Ia terus berjalan menembus hutan bambu, di depannya ada hutan lebat, pohon-pohon kecil tapi sangat rapat, berbeda dengan hutan babi liar sebelumnya, suasana tetap gelap. Setelah beberapa saat, akhirnya ia melihat monster: laba-laba raksasa yang merayap di atas pohon dan tanah. Wu Shaocen menahan rasa jijik lalu melemparkan mantra pengamatan.

Laba-laba Raksasa
Level: 7
HP: 2500
Serangan: 90
Pertahanan: 40
Kecepatan: 13
Skill: Jaring – Melempar jaring besar ke depan dalam jarak dua meter, menjebak target, target yang terjebak tidak bisa menyerang atau bergerak selama 3 detik, cooldown 20 detik.

"Waduh, nggak bisa dilawan." Wu Shaocen mengeluh, jalan ini memang bukan untuknya, rasanya semua monster di sini justru menghambatnya.

Sudahlah, bakat tidak bisa ditingkatkan untuk sementara, lebih baik kembali ke hutan babi liar, naik level sebanyak mungkin, lalu mengalahkan raja babi liar itu.

Wu Shaocen kembali ke hutan babi liar, memulai perjalanan memburu babi. Dengan racun 16 damage per detik, seekor babi liar bisa dia habisi dalam dua menit, farming jadi sangat cepat. Satu babi liar memberikan pengalaman dasar 20 poin, setelah level 2 bonus pengalaman hanya 40%, jadi 8 poin, total 28 poin per babi liar. Artinya, ia hanya perlu membunuh 18 babi liar lagi untuk naik ke level 3.

Wu Shaocen sendirian di hutan babi liar, sementara di padang rumput depan desa pemula masih ada banyak pemain rebutan kelinci. Padang rumput itu sangat luas, setiap kali kelinci respawn setidaknya ada ribuan, tapi karena pemain terlalu banyak, tetap saja kelinci jadi rebutan.

Di antara kerumunan, ada sekelompok lebih dari sepuluh orang mengelilingi beberapa titik respawn kelinci, dengan kompak membiarkan seorang pemuda angkuh di tengah untuk menyelesaikan pembunuhan terakhir. Setelah membunuh satu kelinci lagi, cahaya emas di kaki pemuda itu berkedip, menandakan kenaikan level.

"Selamat ya, Tuan Huang, sudah naik level," ujar beberapa orang di sekitarnya. "Tuan Huang pasti jadi pemain pertama yang naik level di desa pemula ini, aku tadi terus memantau sekitar, belum ada yang muncul cahaya emas tanda naik level."

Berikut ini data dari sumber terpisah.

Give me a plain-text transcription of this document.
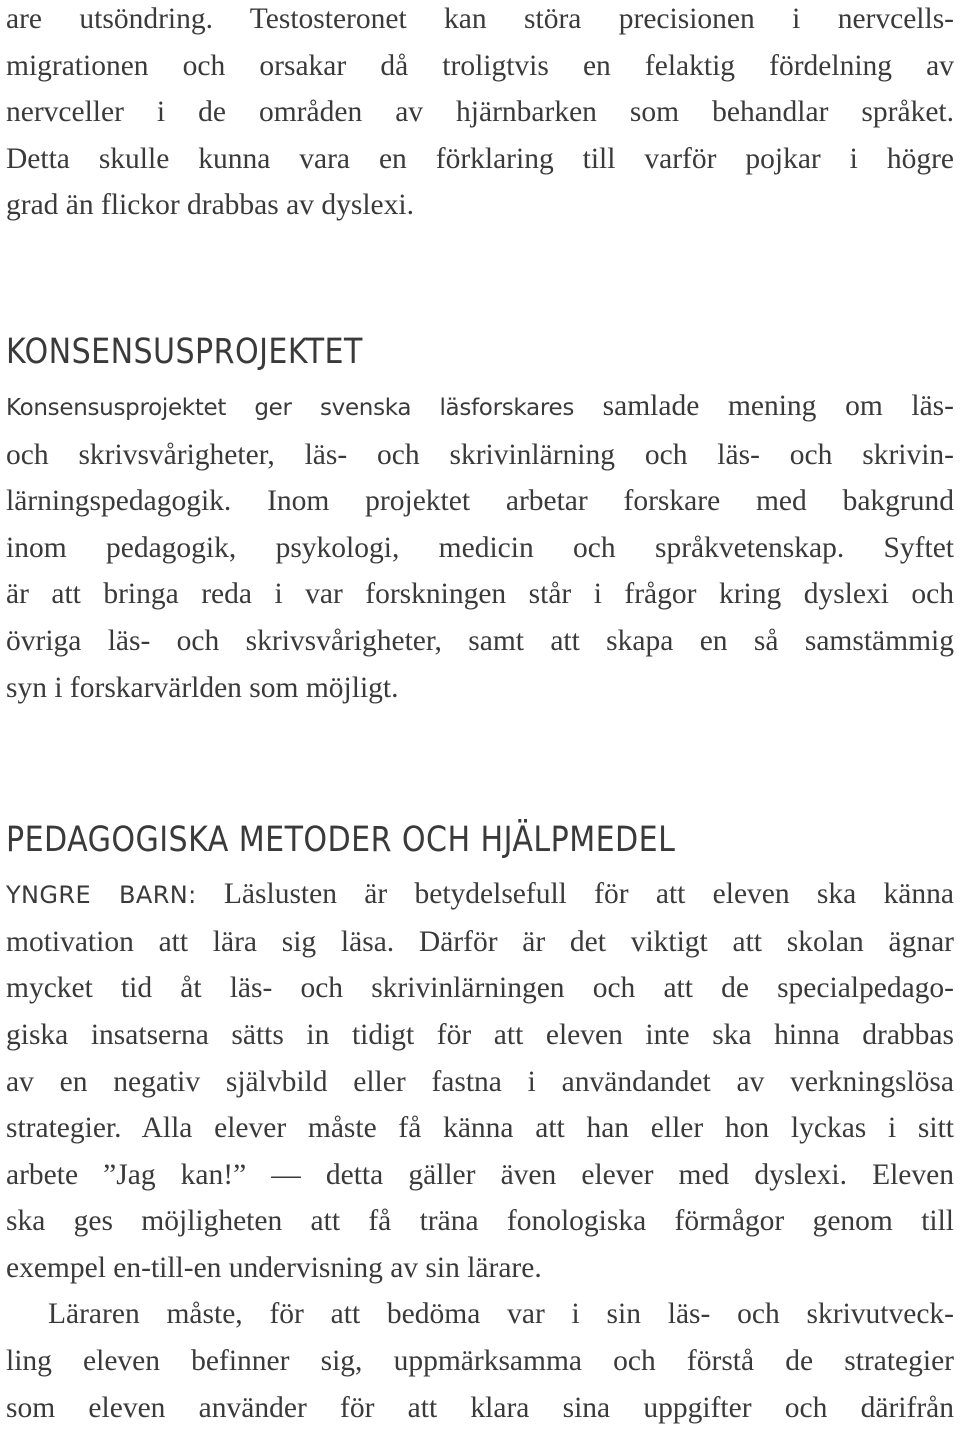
are utsöndring. Testosteronet kan störa precisionen i nervcells-
migrationen och orsakar då troligtvis en felaktig fördelning av
nervceller i de områden av hjärnbarken som behandlar språket.
Detta skulle kunna vara en förklaring till varför pojkar i högre
grad än flickor drabbas av dyslexi.

KONSENSUSPROJEKTET

Konsensusprojektet ger svenska läsforskares samlade mening om läs-
och skrivsvårigheter, läs- och skrivinlärning och läs- och skrivin-
lärningspedagogik. Inom projektet arbetar forskare med bakgrund
inom pedagogik, psykologi, medicin och språkvetenskap. Syftet
är att bringa reda i var forskningen står i frågor kring dyslexi och
övriga läs- och skrivsvårigheter, samt att skapa en så samstämmig
syn i forskarvärlden som möjligt.

PEDAGOGISKA METODER OCH HJÄLPMEDEL

YNGRE BARN: Läslusten är betydelsefull för att eleven ska känna
motivation att lära sig läsa. Därför är det viktigt att skolan ägnar
mycket tid åt läs- och skrivinlärningen och att de specialpedago-
giska insatserna sätts in tidigt för att eleven inte ska hinna drabbas
av en negativ självbild eller fastna i användandet av verkningslösa
strategier. Alla elever måste få känna att han eller hon lyckas i sitt
arbete ”Jag kan!” — detta gäller även elever med dyslexi. Eleven
ska ges möjligheten att få träna fonologiska förmågor genom till
exempel en-till-en undervisning av sin lärare.

Läraren måste, för att bedöma var i sin läs- och skrivutveck-
ling eleven befinner sig, uppmärksamma och förstå de strategier
som eleven använder för att klara sina uppgifter och därifrån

"Ya," Tuan Huang mengangguk puas, lalu mengalokasikan semua poin atribut bebas ke kekuatan. Melihat serangan yang mencapai 22, ia tersenyum dan berkata, "Sekarang seranganku 22, membunuh kelinci sangat mudah, bagaimana kalau kita coba ke area level dua?"

"Jangan, Tuan Huang. Ada anggota kita yang pernah masuk ke area level dua, kambingnya ganas sekali, kita belum mampu bertahan, kecuali semua sudah level satu dan ada beberapa yang fokus ke atribut ketahanan untuk menahan serangan di depan, kalau tidak benar-benar tidak bisa dilawan."

"Sial, game ini susah sekali, tidak bisa top up pula, benar-benar frustasi," keluh Tuan Huang.

Ia berpikir sejenak lalu bertanya, "Ada yang dapat equip nggak? Suruh semuanya kumpulkan, biar aku bisa pakai, supaya cepat bisa masuk ke area level dua. Kelinci terus-terusan, aku sudah bosan."

"Sampai sekarang belum ada yang dapat equip, drop rate-nya benar-benar rendah. Kita sebanyak ini belum dapat satu pun equip, di pasar juga belum ada yang jual."

"Sial," Tuan Huang mengumpat, "Pantau pasar, kalau ada yang jual equip langsung beli."

"Siap."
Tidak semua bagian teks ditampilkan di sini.